セミナー報告
第45回モーニングセミナー「IFEX2006総括」 ~ 今年の花業界の動向~
第45回モーニングセミナー「IFEX2006総括」として、花業界のそれぞれの立場から見た今年の動向と今後の見通しについてお話していただきました。
㈱ミヨシ 量販部部長 大泉 敬士 氏
出展2度目となる今回は、新規顧客ではなく、既存顧客にターゲットを絞った。即納商品と春商品に分けて出展し、春商品の仮商談の場ととらえた。IFEXは、大手顧客や各社管理職の来場があり、商談以外の話や今後の展望を話せる良い機会となる。また出展企業の方とも商談を含め、交流するチャンスを得た。会場が広く、顧客対応が不十分であったのは反省点。次年度は反省点の改善と共に、新発表できる商品、企画をリリースしたい。
(有)角田ナーセリー 専務取締役 角田 ミサ子
生産者の立場から今年は展示することに主眼を置いた。園芸バブルがはじけ、生産者は種苗と小売の間で難しい立場にある。表現する場所が市場か問屋しかなく、その機能が進化しない限り表現する場を失う。FEXに生産者が多かったのは答えを見つけるためであろうか。 バイヤーからの「面白みのある新商品が少ない」など貴重な意見を受け止めた。IFEXがアジアのIPMになるなら顧客を誘い込める方法を考えていきたい。
㈱グリーンウィングスジャパン 代表取締役社長 J.P.ウルヴェ氏
IFEXを顧客と出展者の総合理解場と捕らえる。G.W.にとっては自社がどのポジションにいるかが明確になり、ブランドイメージの醸成ができる。BtoB の ビジネスに於いてIFEXは海外からの企業を含め自社の説明ができるチャンス。ビジネスパートナーへの波及を期待する。400件のコンタクトがあったが成功かどうかは未だ判らない。5~10年後の将来を知り、将来への投資と考える。新商品の発売に心がける。

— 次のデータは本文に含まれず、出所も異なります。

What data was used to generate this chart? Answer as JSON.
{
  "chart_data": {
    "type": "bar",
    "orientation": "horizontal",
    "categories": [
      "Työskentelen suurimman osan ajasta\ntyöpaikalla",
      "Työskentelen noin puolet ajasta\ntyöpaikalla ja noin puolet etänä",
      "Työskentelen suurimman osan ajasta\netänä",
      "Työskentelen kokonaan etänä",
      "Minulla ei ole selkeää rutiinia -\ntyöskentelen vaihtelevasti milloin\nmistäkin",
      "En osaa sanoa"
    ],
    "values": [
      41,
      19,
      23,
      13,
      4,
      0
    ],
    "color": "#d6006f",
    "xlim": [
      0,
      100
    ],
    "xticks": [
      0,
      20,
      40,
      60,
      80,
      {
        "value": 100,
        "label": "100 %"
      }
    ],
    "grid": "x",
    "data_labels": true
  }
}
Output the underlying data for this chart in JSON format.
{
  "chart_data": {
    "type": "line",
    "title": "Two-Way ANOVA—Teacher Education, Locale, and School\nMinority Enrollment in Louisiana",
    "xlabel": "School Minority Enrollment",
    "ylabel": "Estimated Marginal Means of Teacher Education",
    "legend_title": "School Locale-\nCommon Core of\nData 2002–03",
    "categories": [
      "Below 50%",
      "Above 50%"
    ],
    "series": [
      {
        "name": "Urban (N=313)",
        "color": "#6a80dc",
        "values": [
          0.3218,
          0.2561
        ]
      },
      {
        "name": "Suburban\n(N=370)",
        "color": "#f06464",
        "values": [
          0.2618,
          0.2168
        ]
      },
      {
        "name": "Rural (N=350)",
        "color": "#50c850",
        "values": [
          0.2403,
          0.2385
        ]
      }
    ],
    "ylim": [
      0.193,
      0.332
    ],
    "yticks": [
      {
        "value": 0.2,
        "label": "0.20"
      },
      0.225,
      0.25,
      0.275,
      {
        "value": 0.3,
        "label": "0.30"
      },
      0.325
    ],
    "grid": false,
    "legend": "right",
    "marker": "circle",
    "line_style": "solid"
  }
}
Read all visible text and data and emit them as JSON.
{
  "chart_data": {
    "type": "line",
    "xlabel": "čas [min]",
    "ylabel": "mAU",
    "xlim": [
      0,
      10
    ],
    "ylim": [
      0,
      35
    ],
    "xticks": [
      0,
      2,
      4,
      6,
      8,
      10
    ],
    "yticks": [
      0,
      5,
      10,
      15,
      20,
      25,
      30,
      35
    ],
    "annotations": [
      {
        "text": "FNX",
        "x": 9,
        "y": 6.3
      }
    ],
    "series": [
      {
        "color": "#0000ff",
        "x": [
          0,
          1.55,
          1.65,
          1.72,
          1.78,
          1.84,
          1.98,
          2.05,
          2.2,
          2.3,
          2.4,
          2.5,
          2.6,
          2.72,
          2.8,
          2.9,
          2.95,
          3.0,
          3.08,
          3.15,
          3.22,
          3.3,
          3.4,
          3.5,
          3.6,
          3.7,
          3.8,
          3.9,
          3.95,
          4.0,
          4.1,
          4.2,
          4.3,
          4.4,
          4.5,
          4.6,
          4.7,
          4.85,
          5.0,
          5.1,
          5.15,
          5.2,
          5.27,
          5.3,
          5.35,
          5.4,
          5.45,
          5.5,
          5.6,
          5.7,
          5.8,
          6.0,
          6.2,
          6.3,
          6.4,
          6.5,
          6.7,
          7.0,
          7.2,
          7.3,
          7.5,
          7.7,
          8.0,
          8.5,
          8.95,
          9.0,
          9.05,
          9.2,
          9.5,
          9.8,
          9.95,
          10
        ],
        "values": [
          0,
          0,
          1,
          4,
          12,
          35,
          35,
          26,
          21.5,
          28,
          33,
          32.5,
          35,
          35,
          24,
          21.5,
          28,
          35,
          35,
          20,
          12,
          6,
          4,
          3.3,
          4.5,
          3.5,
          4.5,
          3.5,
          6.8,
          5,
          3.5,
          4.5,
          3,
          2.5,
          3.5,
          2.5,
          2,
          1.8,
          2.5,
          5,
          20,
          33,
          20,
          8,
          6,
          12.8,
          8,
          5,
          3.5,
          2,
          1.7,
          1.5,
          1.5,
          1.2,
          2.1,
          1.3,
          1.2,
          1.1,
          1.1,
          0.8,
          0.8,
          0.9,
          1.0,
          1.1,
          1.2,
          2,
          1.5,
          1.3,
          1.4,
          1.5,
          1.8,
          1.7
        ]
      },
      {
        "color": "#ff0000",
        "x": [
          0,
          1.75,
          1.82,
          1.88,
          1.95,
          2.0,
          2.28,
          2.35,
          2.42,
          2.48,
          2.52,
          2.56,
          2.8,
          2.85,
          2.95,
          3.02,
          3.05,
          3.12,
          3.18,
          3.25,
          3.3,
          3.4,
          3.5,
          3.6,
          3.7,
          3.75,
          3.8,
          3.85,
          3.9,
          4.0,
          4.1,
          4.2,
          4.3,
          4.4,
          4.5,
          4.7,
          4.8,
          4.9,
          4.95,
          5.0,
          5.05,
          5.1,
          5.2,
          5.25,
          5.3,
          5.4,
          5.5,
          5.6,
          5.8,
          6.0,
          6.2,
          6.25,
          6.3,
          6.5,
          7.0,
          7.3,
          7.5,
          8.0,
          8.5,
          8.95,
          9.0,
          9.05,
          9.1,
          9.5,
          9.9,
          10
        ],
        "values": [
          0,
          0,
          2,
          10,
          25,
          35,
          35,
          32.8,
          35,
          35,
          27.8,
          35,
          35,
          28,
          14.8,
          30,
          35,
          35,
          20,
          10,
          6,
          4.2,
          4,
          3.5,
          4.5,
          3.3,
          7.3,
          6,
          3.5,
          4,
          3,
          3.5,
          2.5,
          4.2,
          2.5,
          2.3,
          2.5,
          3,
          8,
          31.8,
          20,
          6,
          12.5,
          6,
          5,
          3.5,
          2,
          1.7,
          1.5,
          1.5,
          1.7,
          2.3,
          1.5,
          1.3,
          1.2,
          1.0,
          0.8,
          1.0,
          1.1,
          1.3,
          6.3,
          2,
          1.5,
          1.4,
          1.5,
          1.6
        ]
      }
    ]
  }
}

キリンアグリバイオ㈱ マーケティング部部長 島谷 浩 氏
ブースのイメージを一つのブランディングと考え、新星キリンの目指す方向性を打ち出し、経営理念を表現しながらどこまで来場者を楽しませる展示ができるかを考えた。基本は「種苗」を守りながら、どんなマーケティングができるか、生産者の展示もしながらキリンなりの品種の楽しみ方のゾーンを造った。ブライダルでのニュアンスカラー、クラシカルなコンセプトのウィンドウ他それぞれのキリンの楽しみ方を提案した。 今後のIFEXは、Hortifairのように生産者向けオンリーから流通・小売に向けた情報発信の場にシフトしていくべきと考える。
㈱東日本板橋花き 常務取締役 清水 克俊 氏
特徴ある商品と産地をと考え、トルコキキョウ、JA静岡の光るバラ、ポンポンガーベラを展示。買参権、ロットの問題があり、市場の立場での商談は難しい。新規顧客であれば市場に呼んだ方が良い。誰にどうアピールするかが課題。自由が丘フラワーズ他、10社の仲卸と連携して商談を進めた。IFEXは商談の場というよりも花の宣伝にシフトした方が良いのではないか。末端の消費者にアピールするIFEXになってほしい。
リードエグジビションジャパン㈱ 土居 史和 氏
出展者数:313社(04)⇒462社(05)⇒619社(06)⇒850社(07年見込) 入場者数:20,383名(04)⇒22,504名(05)⇒24,016名(06)⇒30,000名(07年見込)
海外出展社:74社(04)⇒130社(05)⇒165社(06)。 年1回花業界のトップが集る場として、VIPレセプションパーティーには700名の参加があり、名実ともにアジアの代表となる国際展示会になった。